1985 (The Des Moines Register) - The aftermaths are similar: The families are trying to bring in the harvest. Men bring combines to help. Women bring cakes, pies, casseroles. For all of them, there are lingering doubts about their way of life.
Gordon Geiken’s friend, Marlin Jorgensen, sat in his pickup truck at 9 p.m., taking a break from harvesting beans.
“I suppose that everyone who knew Gordon has gone through an emotional roller coaster. Is this occupation worth it? Is the stress that it creates a necessary thing for anyone to put up with?” he said.
Zeke Johnson of rural Garrison, the man who got Gordon Geiken started in farming when he took him on as a hired hand, plunked himself down in a restaurant booth after bringing his crop in to the elevator.

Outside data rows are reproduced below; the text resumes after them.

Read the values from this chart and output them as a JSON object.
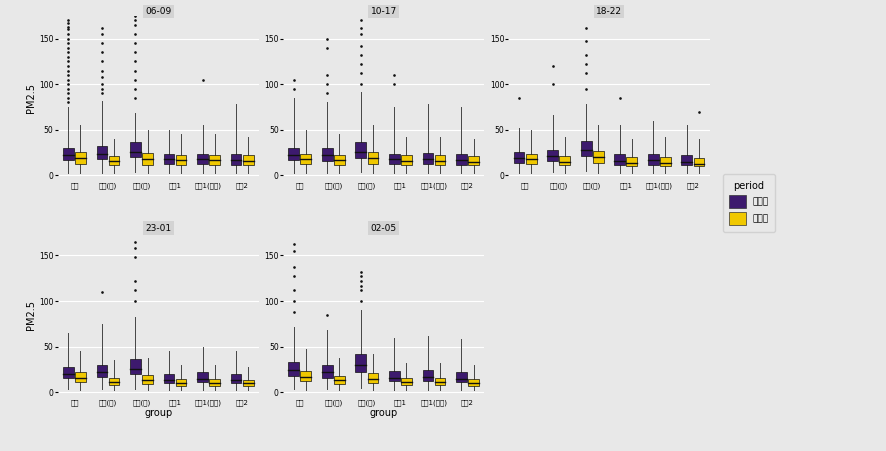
{
  "panels": [
    "06-09",
    "10-17",
    "18-22",
    "23-01",
    "02-05"
  ],
  "groups": [
    "실더",
    "환승(우)",
    "환승(좌)",
    "필터1",
    "필터1(외부)",
    "필터2"
  ],
  "xlabel": "group",
  "ylabel": "PM2.5",
  "legend_title": "period",
  "legend_labels": [
    "설치전",
    "설치후"
  ],
  "colors": {
    "pre": "#3d1a6e",
    "post": "#f0c800"
  },
  "background_color": "#e8e8e8",
  "panel_bg": "#e8e8e8",
  "strip_bg": "#d3d3d3",
  "grid_color": "white",
  "ylim": [
    -5,
    175
  ],
  "yticks": [
    0,
    50,
    100,
    150
  ],
  "box_data": {
    "06-09": {
      "pre": [
        {
          "q1": 17,
          "median": 22,
          "q3": 30,
          "whislo": 3,
          "whishi": 75,
          "fliers": [
            80,
            85,
            90,
            95,
            100,
            105,
            110,
            115,
            120,
            125,
            130,
            135,
            140,
            145,
            150,
            155,
            160,
            163,
            167,
            170
          ]
        },
        {
          "q1": 18,
          "median": 24,
          "q3": 32,
          "whislo": 3,
          "whishi": 82,
          "fliers": [
            90,
            95,
            100,
            108,
            115,
            125,
            135,
            145,
            155,
            162
          ]
        },
        {
          "q1": 20,
          "median": 26,
          "q3": 37,
          "whislo": 4,
          "whishi": 68,
          "fliers": [
            85,
            95,
            105,
            115,
            125,
            135,
            145,
            155,
            165,
            170,
            175,
            178
          ]
        },
        {
          "q1": 13,
          "median": 18,
          "q3": 24,
          "whislo": 3,
          "whishi": 50,
          "fliers": []
        },
        {
          "q1": 13,
          "median": 18,
          "q3": 24,
          "whislo": 3,
          "whishi": 55,
          "fliers": [
            105
          ]
        },
        {
          "q1": 12,
          "median": 17,
          "q3": 23,
          "whislo": 3,
          "whishi": 78,
          "fliers": []
        }
      ],
      "post": [
        {
          "q1": 13,
          "median": 19,
          "q3": 26,
          "whislo": 3,
          "whishi": 55,
          "fliers": []
        },
        {
          "q1": 11,
          "median": 16,
          "q3": 21,
          "whislo": 3,
          "whishi": 40,
          "fliers": []
        },
        {
          "q1": 12,
          "median": 18,
          "q3": 25,
          "whislo": 3,
          "whishi": 50,
          "fliers": []
        },
        {
          "q1": 12,
          "median": 17,
          "q3": 22,
          "whislo": 3,
          "whishi": 45,
          "fliers": []
        },
        {
          "q1": 12,
          "median": 17,
          "q3": 22,
          "whislo": 3,
          "whishi": 45,
          "fliers": []
        },
        {
          "q1": 11,
          "median": 16,
          "q3": 22,
          "whislo": 3,
          "whishi": 42,
          "fliers": []
        }
      ]
    },
    "10-17": {
      "pre": [
        {
          "q1": 17,
          "median": 22,
          "q3": 30,
          "whislo": 3,
          "whishi": 85,
          "fliers": [
            95,
            105
          ]
        },
        {
          "q1": 16,
          "median": 22,
          "q3": 30,
          "whislo": 3,
          "whishi": 80,
          "fliers": [
            90,
            100,
            110,
            140,
            150
          ]
        },
        {
          "q1": 19,
          "median": 26,
          "q3": 37,
          "whislo": 4,
          "whishi": 92,
          "fliers": [
            100,
            112,
            122,
            132,
            142,
            155,
            162,
            170
          ]
        },
        {
          "q1": 13,
          "median": 18,
          "q3": 24,
          "whislo": 3,
          "whishi": 75,
          "fliers": [
            100,
            110
          ]
        },
        {
          "q1": 13,
          "median": 18,
          "q3": 25,
          "whislo": 3,
          "whishi": 78,
          "fliers": []
        },
        {
          "q1": 12,
          "median": 17,
          "q3": 24,
          "whislo": 3,
          "whishi": 75,
          "fliers": []
        }
      ],
      "post": [
        {
          "q1": 13,
          "median": 18,
          "q3": 24,
          "whislo": 3,
          "whishi": 50,
          "fliers": []
        },
        {
          "q1": 12,
          "median": 17,
          "q3": 22,
          "whislo": 3,
          "whishi": 45,
          "fliers": []
        },
        {
          "q1": 13,
          "median": 19,
          "q3": 26,
          "whislo": 3,
          "whishi": 55,
          "fliers": []
        },
        {
          "q1": 12,
          "median": 16,
          "q3": 22,
          "whislo": 3,
          "whishi": 42,
          "fliers": []
        },
        {
          "q1": 12,
          "median": 16,
          "q3": 22,
          "whislo": 3,
          "whishi": 42,
          "fliers": []
        },
        {
          "q1": 11,
          "median": 15,
          "q3": 21,
          "whislo": 3,
          "whishi": 40,
          "fliers": []
        }
      ]
    },
    "18-22": {
      "pre": [
        {
          "q1": 14,
          "median": 19,
          "q3": 26,
          "whislo": 3,
          "whishi": 52,
          "fliers": [
            85
          ]
        },
        {
          "q1": 16,
          "median": 21,
          "q3": 28,
          "whislo": 4,
          "whishi": 66,
          "fliers": [
            100,
            120
          ]
        },
        {
          "q1": 21,
          "median": 28,
          "q3": 38,
          "whislo": 5,
          "whishi": 78,
          "fliers": [
            95,
            112,
            122,
            132,
            147,
            162
          ]
        },
        {
          "q1": 11,
          "median": 16,
          "q3": 23,
          "whislo": 3,
          "whishi": 55,
          "fliers": [
            85
          ]
        },
        {
          "q1": 12,
          "median": 17,
          "q3": 24,
          "whislo": 3,
          "whishi": 60,
          "fliers": []
        },
        {
          "q1": 11,
          "median": 15,
          "q3": 22,
          "whislo": 3,
          "whishi": 55,
          "fliers": []
        }
      ],
      "post": [
        {
          "q1": 13,
          "median": 18,
          "q3": 24,
          "whislo": 3,
          "whishi": 50,
          "fliers": []
        },
        {
          "q1": 11,
          "median": 15,
          "q3": 21,
          "whislo": 3,
          "whishi": 42,
          "fliers": []
        },
        {
          "q1": 14,
          "median": 20,
          "q3": 27,
          "whislo": 3,
          "whishi": 55,
          "fliers": []
        },
        {
          "q1": 10,
          "median": 14,
          "q3": 20,
          "whislo": 3,
          "whishi": 40,
          "fliers": []
        },
        {
          "q1": 10,
          "median": 14,
          "q3": 20,
          "whislo": 3,
          "whishi": 42,
          "fliers": []
        },
        {
          "q1": 10,
          "median": 13,
          "q3": 19,
          "whislo": 3,
          "whishi": 40,
          "fliers": [
            70
          ]
        }
      ]
    },
    "23-01": {
      "pre": [
        {
          "q1": 16,
          "median": 20,
          "q3": 28,
          "whislo": 4,
          "whishi": 65,
          "fliers": []
        },
        {
          "q1": 17,
          "median": 22,
          "q3": 30,
          "whislo": 4,
          "whishi": 75,
          "fliers": [
            110
          ]
        },
        {
          "q1": 20,
          "median": 26,
          "q3": 36,
          "whislo": 4,
          "whishi": 82,
          "fliers": [
            100,
            112,
            122,
            148,
            158,
            165
          ]
        },
        {
          "q1": 10,
          "median": 14,
          "q3": 20,
          "whislo": 3,
          "whishi": 45,
          "fliers": []
        },
        {
          "q1": 11,
          "median": 15,
          "q3": 22,
          "whislo": 3,
          "whishi": 50,
          "fliers": []
        },
        {
          "q1": 10,
          "median": 14,
          "q3": 20,
          "whislo": 3,
          "whishi": 45,
          "fliers": []
        }
      ],
      "post": [
        {
          "q1": 11,
          "median": 16,
          "q3": 22,
          "whislo": 3,
          "whishi": 45,
          "fliers": []
        },
        {
          "q1": 8,
          "median": 11,
          "q3": 16,
          "whislo": 2,
          "whishi": 35,
          "fliers": []
        },
        {
          "q1": 9,
          "median": 13,
          "q3": 19,
          "whislo": 2,
          "whishi": 38,
          "fliers": []
        },
        {
          "q1": 7,
          "median": 10,
          "q3": 15,
          "whislo": 2,
          "whishi": 30,
          "fliers": []
        },
        {
          "q1": 7,
          "median": 10,
          "q3": 15,
          "whislo": 2,
          "whishi": 30,
          "fliers": []
        },
        {
          "q1": 7,
          "median": 10,
          "q3": 14,
          "whislo": 2,
          "whishi": 28,
          "fliers": []
        }
      ]
    },
    "02-05": {
      "pre": [
        {
          "q1": 18,
          "median": 24,
          "q3": 33,
          "whislo": 4,
          "whishi": 72,
          "fliers": [
            88,
            100,
            112,
            127,
            137,
            155,
            162
          ]
        },
        {
          "q1": 16,
          "median": 22,
          "q3": 30,
          "whislo": 4,
          "whishi": 68,
          "fliers": [
            85
          ]
        },
        {
          "q1": 22,
          "median": 30,
          "q3": 42,
          "whislo": 5,
          "whishi": 90,
          "fliers": [
            100,
            112,
            117,
            122,
            128,
            132
          ]
        },
        {
          "q1": 12,
          "median": 16,
          "q3": 23,
          "whislo": 3,
          "whishi": 60,
          "fliers": []
        },
        {
          "q1": 12,
          "median": 17,
          "q3": 24,
          "whislo": 3,
          "whishi": 62,
          "fliers": []
        },
        {
          "q1": 11,
          "median": 15,
          "q3": 22,
          "whislo": 3,
          "whishi": 58,
          "fliers": []
        }
      ],
      "post": [
        {
          "q1": 12,
          "median": 17,
          "q3": 23,
          "whislo": 3,
          "whishi": 48,
          "fliers": []
        },
        {
          "q1": 9,
          "median": 13,
          "q3": 18,
          "whislo": 2,
          "whishi": 38,
          "fliers": []
        },
        {
          "q1": 10,
          "median": 15,
          "q3": 21,
          "whislo": 2,
          "whishi": 42,
          "fliers": []
        },
        {
          "q1": 8,
          "median": 11,
          "q3": 16,
          "whislo": 2,
          "whishi": 32,
          "fliers": []
        },
        {
          "q1": 8,
          "median": 11,
          "q3": 16,
          "whislo": 2,
          "whishi": 32,
          "fliers": []
        },
        {
          "q1": 7,
          "median": 10,
          "q3": 15,
          "whislo": 2,
          "whishi": 30,
          "fliers": []
        }
      ]
    }
  }
}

“It makes me feel bad ‘cause I started him up in farming, and I carried him to his grave,” he said.
Sitting in his office near the Eldora courthouse square, Bill Dunn remembered Marvin Reed. “Agriculture is in a bad way and hopefully, we’ll come out of it,” Dunn said. “People like Marvin would be in the forefront of trying to get a better thing for the farmer.”
Dennis Meeker sat in a Holiday Inn lobby across from the factory where he works.
“I’m angry for farming being the way it is,” he said. “And I’m angry at Steve for doing what he did. I’m angry at myself for not tending to my own brother.”
Then Dennis broke down. As if to pray, he cupped his hands.
The hands that no longer farm the land and raise the hogs. The hands that now assemble electric fork trucks in a factory. The hands that carried his brother to his grave.
He bowed his head in those hands and wept.